Characteristics and advantages

• Efficient management: With fewer inverters required, it not only simplifies the management and maintenance of the system but also increases overall reliability.
• Quality power: Smaller harmonic and DC components result in better power quality, hence less impact on the grid.
• Highly integrated: The highly centralized design reduces the number of components, reduces costs, and enhances the protection mechanism to improve plant safety.
• Grid-friendly: with power factor regulation and low voltage crossing capability, the adjustability and stability of power grid can be good under different conditions.

Challenges and limitations

Although centralized PV inverters have a lot of advantages, it also faces some challenges:

• DC bus box problem: The DC bus box is easy to become a fault point, which affects the stable operation of the whole system.
• Small MPPT voltage range-inflexibility restricts selecting the configuration of components due to a narrower MPPT voltage range and may generate less in adverse weather.
• Difficult to install: Require dedicated device rooms and other equipment supporting the installation of inverters and heat dissipation increases the degree of difficulty.
• Lack of Redundancy: If anything goes wrong, the system might get to a total shutdown and hence lack its redundancy protection.

The environment is poorly adaptive: centralized inverter devices, particularly high temperature, dusty or erosive conditions, easily damages it and this has effects on the life and reduction of safety factors.

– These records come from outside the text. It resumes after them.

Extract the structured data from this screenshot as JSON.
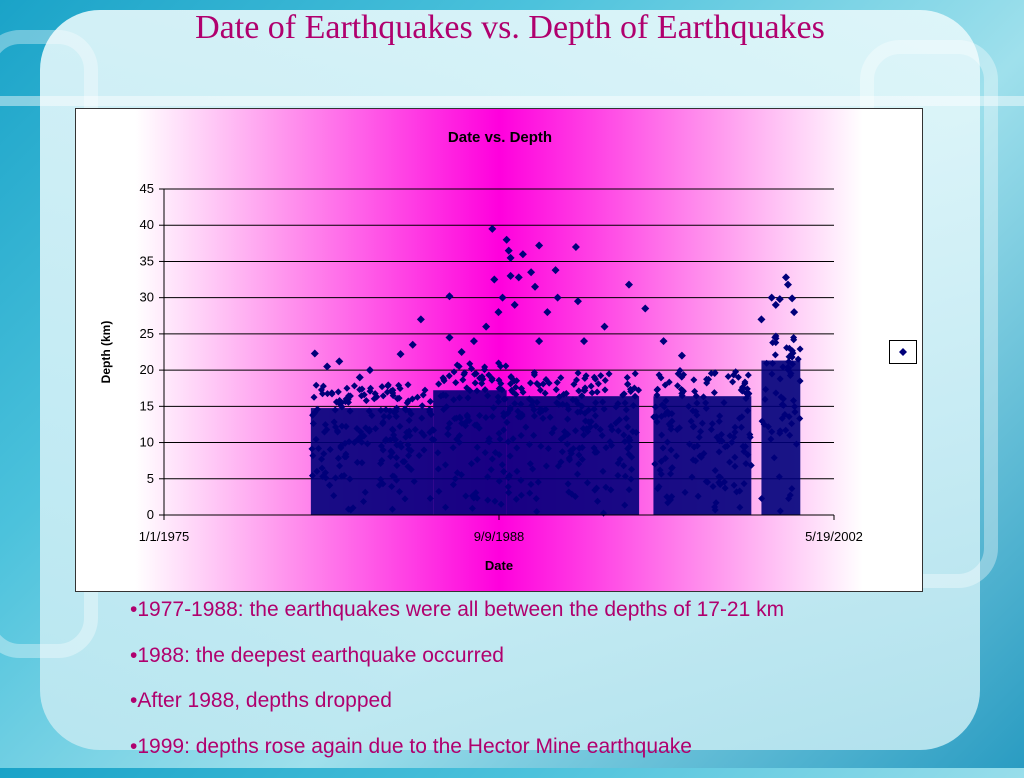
{
  "slide": {
    "title": "Date of Earthquakes vs. Depth of Earthquakes",
    "bullets": [
      "•1977-1988: the earthquakes were all between the depths of 17-21 km",
      "•1988: the deepest earthquake occurred",
      "•After 1988, depths dropped",
      "•1999: depths rose again due to the Hector Mine earthquake"
    ]
  },
  "colors": {
    "marker": "#00007a",
    "title_text": "#b0006e",
    "gradient_center": "#ff00dd"
  },
  "chart_data": {
    "type": "scatter",
    "title": "Date vs. Depth",
    "xlabel": "Date",
    "ylabel": "Depth (km)",
    "x_axis_type": "date",
    "xlim": [
      "1/1/1975",
      "5/19/2002"
    ],
    "x_tick_labels": [
      "1/1/1975",
      "9/9/1988",
      "5/19/2002"
    ],
    "ylim": [
      0,
      45
    ],
    "y_ticks": [
      0,
      5,
      10,
      15,
      20,
      25,
      30,
      35,
      40,
      45
    ],
    "grid": "horizontal",
    "legend": "right",
    "marker": "diamond",
    "clusters": [
      {
        "start": "1/1/1981",
        "end": "1/1/1986",
        "depth_min": 0,
        "depth_max": 18
      },
      {
        "start": "1/1/1986",
        "end": "1/1/1989",
        "depth_min": 0,
        "depth_max": 21
      },
      {
        "start": "1/1/1989",
        "end": "6/1/1994",
        "depth_min": 0,
        "depth_max": 20
      },
      {
        "start": "1/1/1995",
        "end": "1/1/1999",
        "depth_min": 0,
        "depth_max": 20
      },
      {
        "start": "6/1/1999",
        "end": "1/1/2001",
        "depth_min": 0,
        "depth_max": 26
      }
    ],
    "points": [
      {
        "x": "3/1/1981",
        "y": 22.3
      },
      {
        "x": "9/1/1981",
        "y": 20.5
      },
      {
        "x": "3/1/1982",
        "y": 21.2
      },
      {
        "x": "1/1/1983",
        "y": 19.0
      },
      {
        "x": "6/1/1983",
        "y": 20.0
      },
      {
        "x": "9/1/1984",
        "y": 22.2
      },
      {
        "x": "3/1/1985",
        "y": 23.5
      },
      {
        "x": "7/1/1985",
        "y": 27.0
      },
      {
        "x": "9/1/1986",
        "y": 24.5
      },
      {
        "x": "9/1/1986",
        "y": 30.2
      },
      {
        "x": "3/1/1987",
        "y": 22.5
      },
      {
        "x": "9/1/1987",
        "y": 24.0
      },
      {
        "x": "3/1/1988",
        "y": 26.0
      },
      {
        "x": "6/1/1988",
        "y": 39.5
      },
      {
        "x": "7/1/1988",
        "y": 32.5
      },
      {
        "x": "9/1/1988",
        "y": 28.0
      },
      {
        "x": "11/1/1988",
        "y": 30.0
      },
      {
        "x": "1/1/1989",
        "y": 38.0
      },
      {
        "x": "2/1/1989",
        "y": 36.5
      },
      {
        "x": "3/1/1989",
        "y": 35.5
      },
      {
        "x": "3/1/1989",
        "y": 33.0
      },
      {
        "x": "5/1/1989",
        "y": 29.0
      },
      {
        "x": "7/1/1989",
        "y": 32.8
      },
      {
        "x": "9/1/1989",
        "y": 36.0
      },
      {
        "x": "1/1/1990",
        "y": 33.5
      },
      {
        "x": "3/1/1990",
        "y": 31.5
      },
      {
        "x": "5/1/1990",
        "y": 37.2
      },
      {
        "x": "5/1/1990",
        "y": 24.0
      },
      {
        "x": "9/1/1990",
        "y": 28.0
      },
      {
        "x": "1/1/1991",
        "y": 33.8
      },
      {
        "x": "2/1/1991",
        "y": 30.0
      },
      {
        "x": "11/1/1991",
        "y": 37.0
      },
      {
        "x": "12/1/1991",
        "y": 29.5
      },
      {
        "x": "3/1/1992",
        "y": 24.0
      },
      {
        "x": "1/1/1993",
        "y": 26.0
      },
      {
        "x": "1/1/1994",
        "y": 31.8
      },
      {
        "x": "9/1/1994",
        "y": 28.5
      },
      {
        "x": "6/1/1995",
        "y": 24.0
      },
      {
        "x": "3/1/1996",
        "y": 22.0
      },
      {
        "x": "6/1/1999",
        "y": 27.0
      },
      {
        "x": "11/1/1999",
        "y": 30.0
      },
      {
        "x": "1/1/2000",
        "y": 29.0
      },
      {
        "x": "3/1/2000",
        "y": 29.8
      },
      {
        "x": "6/1/2000",
        "y": 32.8
      },
      {
        "x": "7/1/2000",
        "y": 31.8
      },
      {
        "x": "9/1/2000",
        "y": 29.9
      },
      {
        "x": "10/1/2000",
        "y": 28.0
      }
    ]
  }
}
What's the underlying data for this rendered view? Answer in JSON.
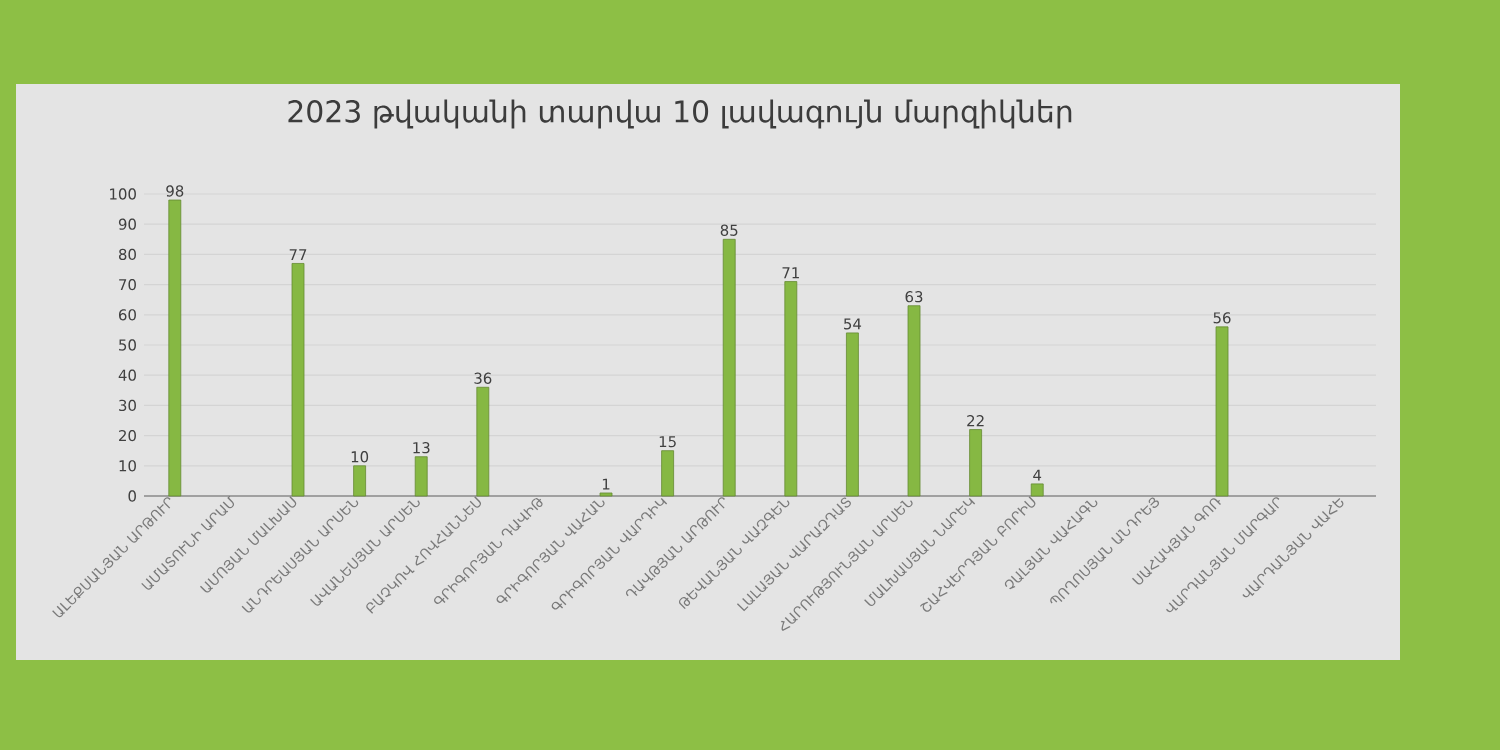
{
  "chart_data": {
    "type": "bar",
    "title": "2023 թվականի տարվա 10 լավագույն մարզիկներ",
    "categories": [
      "ԱԼԵՔՍԱՆՅԱՆ ԱՐԹՈՒՐ",
      "ԱՄԱՏՈՒՆԻ ԱՐԱՄ",
      "ԱՄՈՅԱՆ ՄԱԼԽԱՍ",
      "ԱՆԴՐԵԱՍՅԱՆ ԱՐՍԵՆ",
      "ԱՎԱՆԵՍՅԱՆ ԱՐՍԵՆ",
      "ԲԱՉԿՈՎ ՀՈՎՀԱՆՆԵՍ",
      "ԳՐԻԳՈՐՅԱՆ ԴԱՎԻԹ",
      "ԳՐԻԳՈՐՅԱՆ ՎԱՀԱՆ",
      "ԳՐԻԳՈՐՅԱՆ ՎԱՐԴԻԿ",
      "ԴԱՎԹՅԱՆ ԱՐԹՈՒՐ",
      "ԹԵՎԱՆՅԱՆ ՎԱԶԳԵՆ",
      "ԼԱԼԱՅԱՆ ՎԱՐԱԶԴԱՏ",
      "ՀԱՐՈՒԹՅՈՒՆՅԱՆ ԱՐՍԵՆ",
      "ՄԱԼԽԱՍՅԱՆ ՆԱՐԵԿ",
      "ՇԱՀՎԵՐԴՅԱՆ ԲՈՐԻՍ",
      "ՉԱԼՅԱՆ ՎԱՀԱԳՆ",
      "ՊՈՂՈՍՅԱՆ ԱՆԴՐԵՅ",
      "ՍԱՀԱԿՅԱՆ ԳՈՌ",
      "ՎԱՐԴԱՆՅԱՆ ՄԱՐԳԱՐ",
      "ՎԱՐԴԱՆՅԱՆ ՎԱՀԵ"
    ],
    "values": [
      98,
      null,
      77,
      10,
      13,
      36,
      null,
      1,
      15,
      85,
      71,
      54,
      63,
      22,
      4,
      null,
      null,
      56,
      null,
      null
    ],
    "color": "#86b843",
    "ylim": [
      0,
      100
    ],
    "yticks": [
      0,
      10,
      20,
      30,
      40,
      50,
      60,
      70,
      80,
      90,
      100
    ],
    "grid": "y",
    "data_labels": true
  }
}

Operation Stability and Safety

Stability and security considerations

Centralized inverters tend to be in earthen buildings or container-type device rooms. The nominal protective value may be IP54 or even higher. In a real working scenario, an appropriately reduced actual protective performance from using air for cooling usually comes out quite unexpectedly or low. Especially in most saline-alkali areas in the northwest of China, this may be true because the accumulation of salt ions can lead to accelerated corrosion of electronic components, which will result in leakage current and other problems, affecting the safety and stability of the system.

Moreover, long running will raise the indoor temperature, especially in summer, and the temperature in the machine room may reach more than 50 degrees Celsius, which threatens the life of the electronic components inside the inverter. At the same time, dust and moisture may also cause the creepage distance on the board to narrow, causing the risk of leakage and even fire. Therefore, ventilation and heat dissipation measures must be good, and protective means should be applied accordingly in these special environments.

Safety hazards on the DC side are a particular risk for centralized inverters in their design for potential risks of DC short circuits or other failures; the correct selection and proper use of protective equipment-like suitable circuit breakers-are very important to assure long-term reliable operation for the system.

In a word, the centralized photovoltaic inverter has a very important position in the large-scale photovoltaic power plant because of its strong capability for high-power processing and good adaptability to the grid. However, due to its inherent limit, it is necessary for optimization at the design stage and operation and maintenance management in the later stage in order for the system stably and safely operating under different environmental conditions.